Поспешивший на вызов врач все действия домашних одобрил, велев и далее непременно прикладывать холодные компрессы. Он сказал, что это удар, но состояние, к счастью, как будто бы не самое ужасное, и больной вполне еще может поправиться. Поскольку возраст у больного уже почтенный, надо будет дня три-четыре полежать дома, а то как бы еще удара не случилось. Так часто бывает — неожиданный удар — а вслед за тем полная неподвижность. Если даже и по-другому начинается, организм все равно зачастую приходит в полное расстройство, и дело нередко кончается параличом. Услышав от самого Яхэя, который уже мог с трудом выговорить несколько слов, что ему стукнуло семьдесят шесть, врач, казалось, весьма заинтересовался случаем.
Яхэй, лежа на постели в полной неподвижности, только сердито смотрел на врача. Он все видел и слышал, но какая-то страшная невидимая сила будто придавила его, не давая пошевелиться. От сознания собственного бессилия у него начался жар, он покраснел, но старался не терять своего обычного присутствия духа. Ему не нравилось, что врач изрекает свои суждения, определяя его дальнейшую судьбу, и он, все более раздражаясь, хотел только одного — чтобы этот лекарь, закончив дела, поскорее ушел.
— Ну, и надо, конечно, чтобы больной пребывал в покое, чтобы ничто его не тревожило, — добавил врач, обращаясь как к самому Яхэю, так и к его домашним. — Волноваться строго противопоказано. Что бы ни случилось, надо все воспринимать легко. Бурные проявления радости тоже для здоровья вредны. Ни в коем случае нельзя сердиться и раздражаться. Если не обращать на это должного внимания…
— Я уже поправился, — вдруг изрек больной.
Врач и домочадцы с изумлением уставились на Яхэя.

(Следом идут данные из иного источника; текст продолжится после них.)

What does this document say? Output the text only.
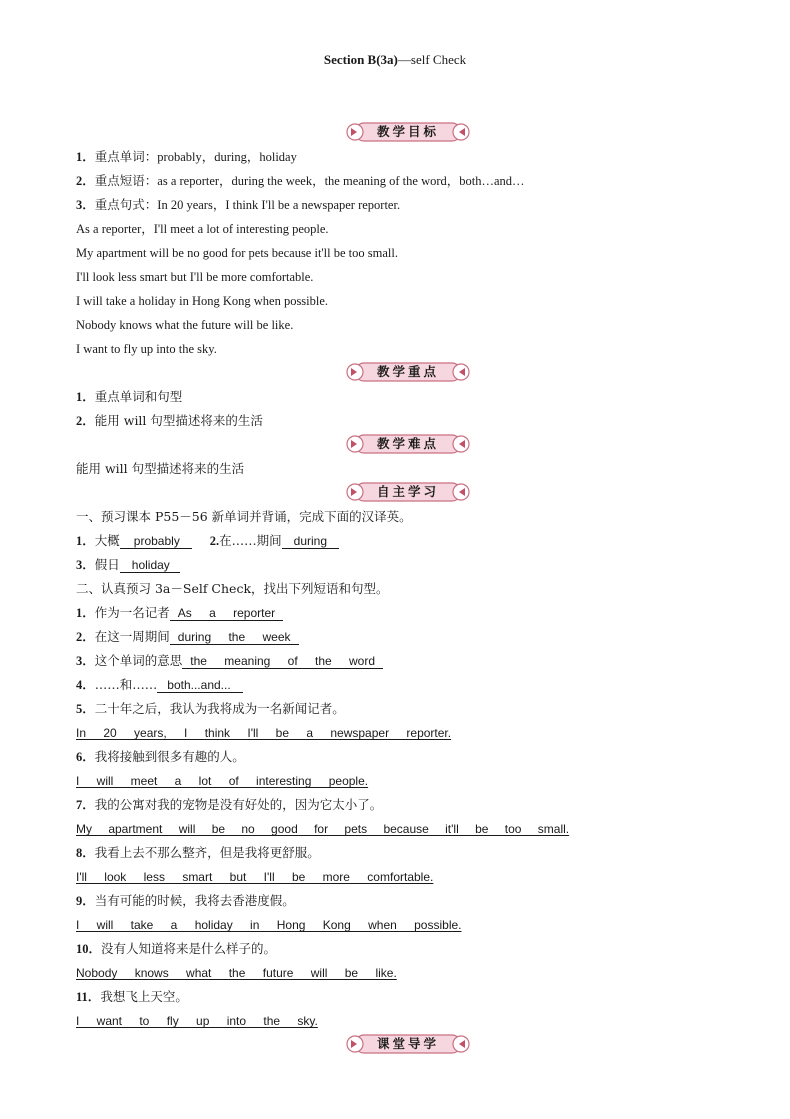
Section B(3a)—self Check
教学目标
1．重点单词：probably，during，holiday
2．重点短语：as a reporter，during the week，the meaning of the word，both…and…
3．重点句式：In 20 years，I think I'll be a newspaper reporter.
As a reporter，I'll meet a lot of interesting people.
My apartment will be no good for pets because it'll be too small.
I'll look less smart but I'll be more comfortable.
I will take a holiday in Hong Kong when possible.
Nobody knows what the future will be like.
I want to fly up into the sky.
教学重点
1．重点单词和句型
2．能用 will 句型描述将来的生活
教学难点
能用 will 句型描述将来的生活
自主学习
一、预习课本 P55－56 新单词并背诵，完成下面的汉译英。
1．大概 probably 2.在……期间 during
3．假日 holiday
二、认真预习 3a－Self Check，找出下列短语和句型。
1．作为一名记者 As a reporter
2．在这一周期间 during the week
3．这个单词的意思 the meaning of the word
4．……和…… both...and...
5．二十年之后，我认为我将成为一名新闻记者。
In 20 years, I think I'll be a newspaper reporter.
6．我将接触到很多有趣的人。
I will meet a lot of interesting people.
7．我的公寓对我的宠物是没有好处的，因为它太小了。
My apartment will be no good for pets because it'll be too small.
8．我看上去不那么整齐，但是我将更舒服。
I'll look less smart but I'll be more comfortable.
9．当有可能的时候，我将去香港度假。
I will take a holiday in Hong Kong when possible.
10．没有人知道将来是什么样子的。
Nobody knows what the future will be like.
11．我想飞上天空。
I want to fly up into the sky.
课堂导学
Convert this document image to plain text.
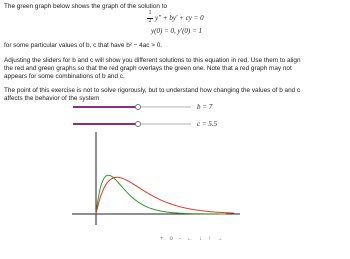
The green graph below shows the graph of the solution to
1
2 y'' + by' + cy = 0
y(0) = 0, y'(0) = 1
for some particular values of b, c that have b² − 4ac > 0.
Adjusting the sliders for b and c will show you different solutions to this equation in red. Use them to align
the red and green graphs so that the red graph overlays the green one. Note that a red graph may not
appears for some combinations of b and c.
The point of this exercise is not to solve rigorously, but to understand how changing the values of b and c
affects the behavior of the system
b = 7
c = 5.5
+ o - ← ↓ ↑ →
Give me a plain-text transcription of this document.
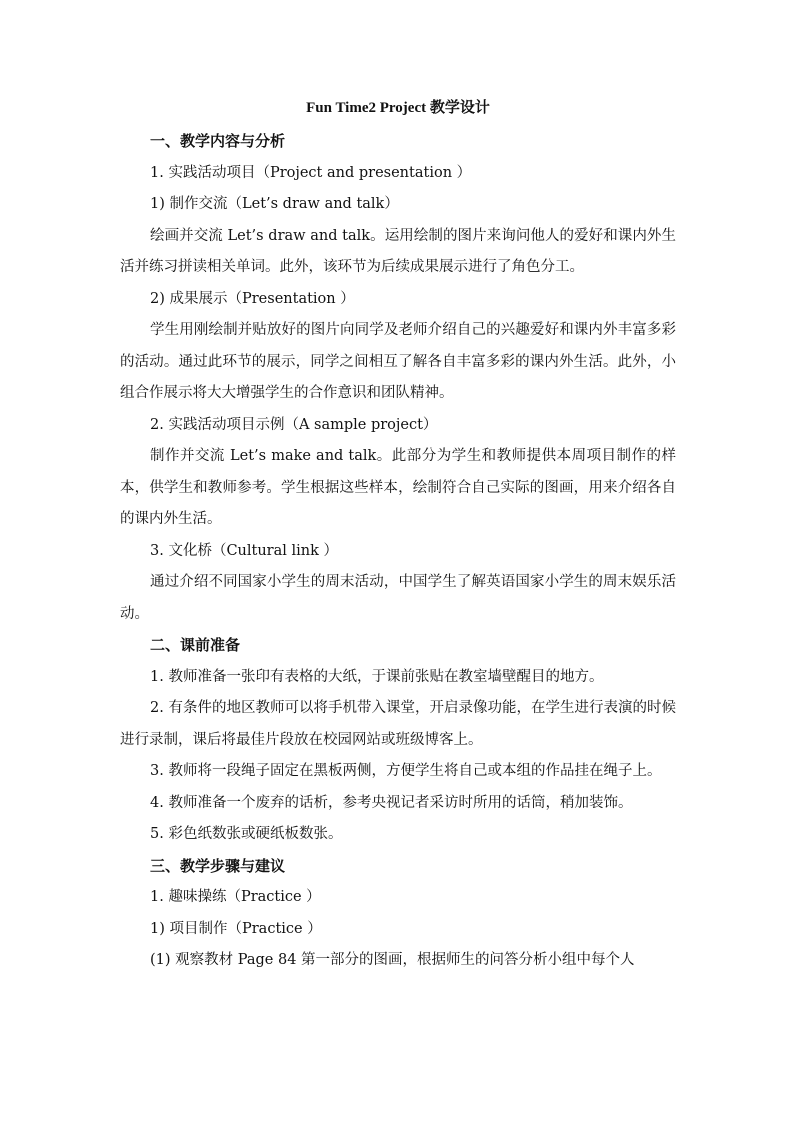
Fun Time2 Project 教学设计

一、教学内容与分析

1. 实践活动项目（Project and presentation ）

1) 制作交流（Let’s draw and talk）

绘画并交流 Let’s draw and talk。运用绘制的图片来询问他人的爱好和课内外生活并练习拼读相关单词。此外，该环节为后续成果展示进行了角色分工。

2) 成果展示（Presentation ）

学生用刚绘制并贴放好的图片向同学及老师介绍自己的兴趣爱好和课内外丰富多彩的活动。通过此环节的展示，同学之间相互了解各自丰富多彩的课内外生活。此外，小组合作展示将大大增强学生的合作意识和团队精神。

2. 实践活动项目示例（A sample project）

制作并交流 Let’s make and talk。此部分为学生和教师提供本周项目制作的样本，供学生和教师参考。学生根据这些样本，绘制符合自己实际的图画，用来介绍各自的课内外生活。

3. 文化桥（Cultural link ）

通过介绍不同国家小学生的周末活动，中国学生了解英语国家小学生的周末娱乐活动。

二、课前准备

1. 教师准备一张印有表格的大纸，于课前张贴在教室墙壁醒目的地方。

2. 有条件的地区教师可以将手机带入课堂，开启录像功能，在学生进行表演的时候进行录制，课后将最佳片段放在校园网站或班级博客上。

3. 教师将一段绳子固定在黑板两侧，方便学生将自己或本组的作品挂在绳子上。

4. 教师准备一个废弃的话析，参考央视记者采访时所用的话筒，稍加装饰。

5. 彩色纸数张或硬纸板数张。

三、教学步骤与建议

1. 趣味操练（Practice ）

1) 项目制作（Practice ）

(1) 观察教材 Page 84 第一部分的图画，根据师生的问答分析小组中每个人
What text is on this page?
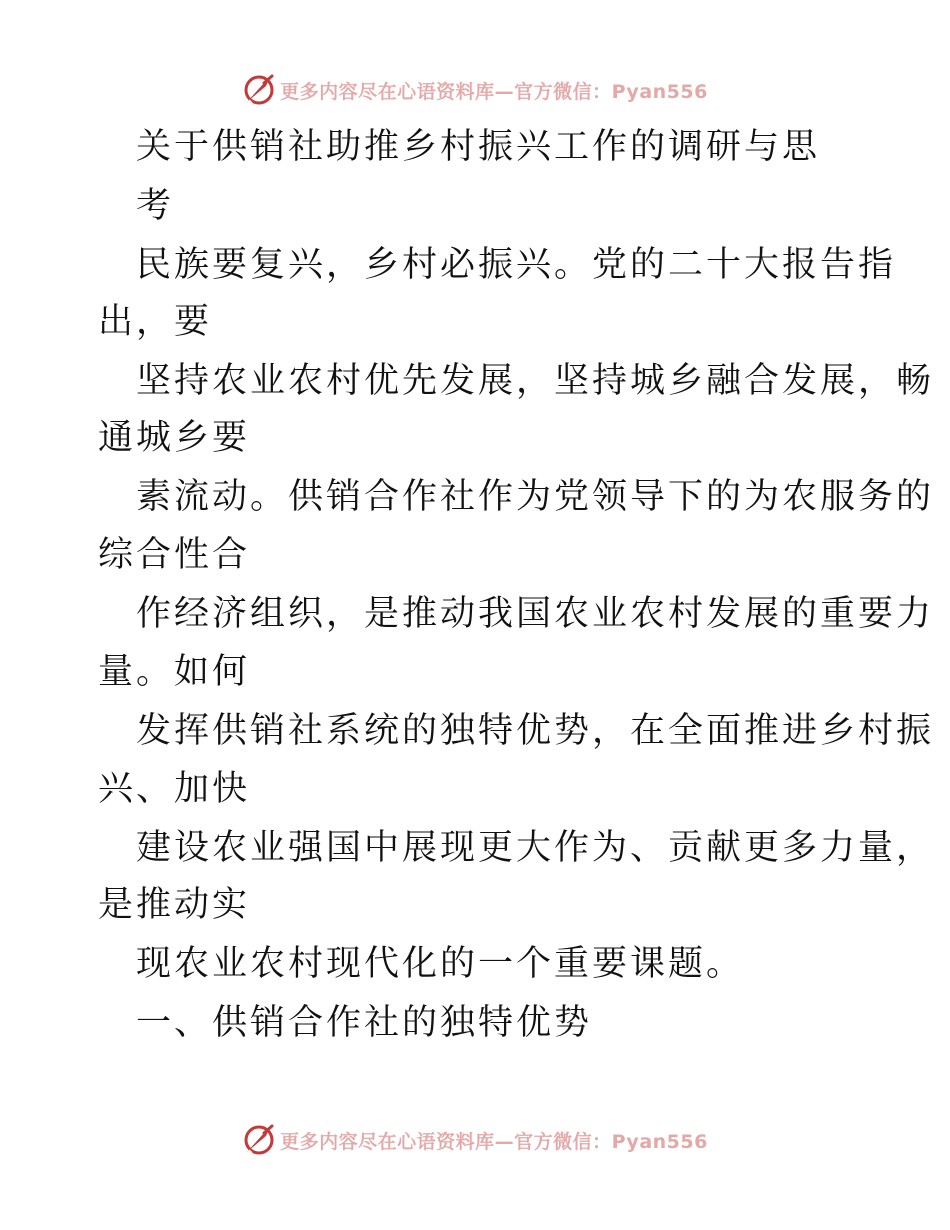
更多内容尽在心语资料库—官方微信：Pyan556
关于供销社助推乡村振兴工作的调研与思
考
民族要复兴，乡村必振兴。党的二十大报告指
出，要
坚持农业农村优先发展，坚持城乡融合发展，畅
通城乡要
素流动。供销合作社作为党领导下的为农服务的
综合性合
作经济组织，是推动我国农业农村发展的重要力
量。如何
发挥供销社系统的独特优势，在全面推进乡村振
兴、加快
建设农业强国中展现更大作为、贡献更多力量，
是推动实
现农业农村现代化的一个重要课题。
一、供销合作社的独特优势
更多内容尽在心语资料库—官方微信：Pyan556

Желая доказать, что его слова не пустой звук, Яхэй попробовал было сам подняться, но тело его не слушалось — до выздоровления было еще далеко. Сморщившись от досады, он произнес:
— Я помирать пока не собираюсь.
Жена и невестка слушали его с затаенным страхом. Должно быть, Яхэй вспомнил сейчас о незавершенной мести. Он, вероятно, хотел сказать не «помирать пока не собираюсь», а «умереть пока не могу».
Больше Яхэй ничего не сказал. Закрыв глаза, он затих на своем ложе. Лежал он навзничь — на обращенном вверх лице от переживаний и мрачных мыслей по старческой увядшей коже пролегли глубокие морщины. Жена и невестка вышли проводить врача, у которого, под впечатлением от излишней самоуверенности пациента, не сходило с лица недовольное выражение. Яхэй еще некоторое время рассеянно прислушивался к обрывкам разговора, доносившимся из прихожей, где жена и невестка прощались с врачом, однако он больше уже не мог даже рассердиться, чувствуя страшный упадок сил. Оставалось только согласиться с рекомендациями врача, полностью им следовать, и эта мысль отзывалась болью в сердце, будто в него вбили гвоздь. К тому же Яхэю невольно вспомнился старый товарищ Иккан Оямада, отец Сёдзаэмона Оямады.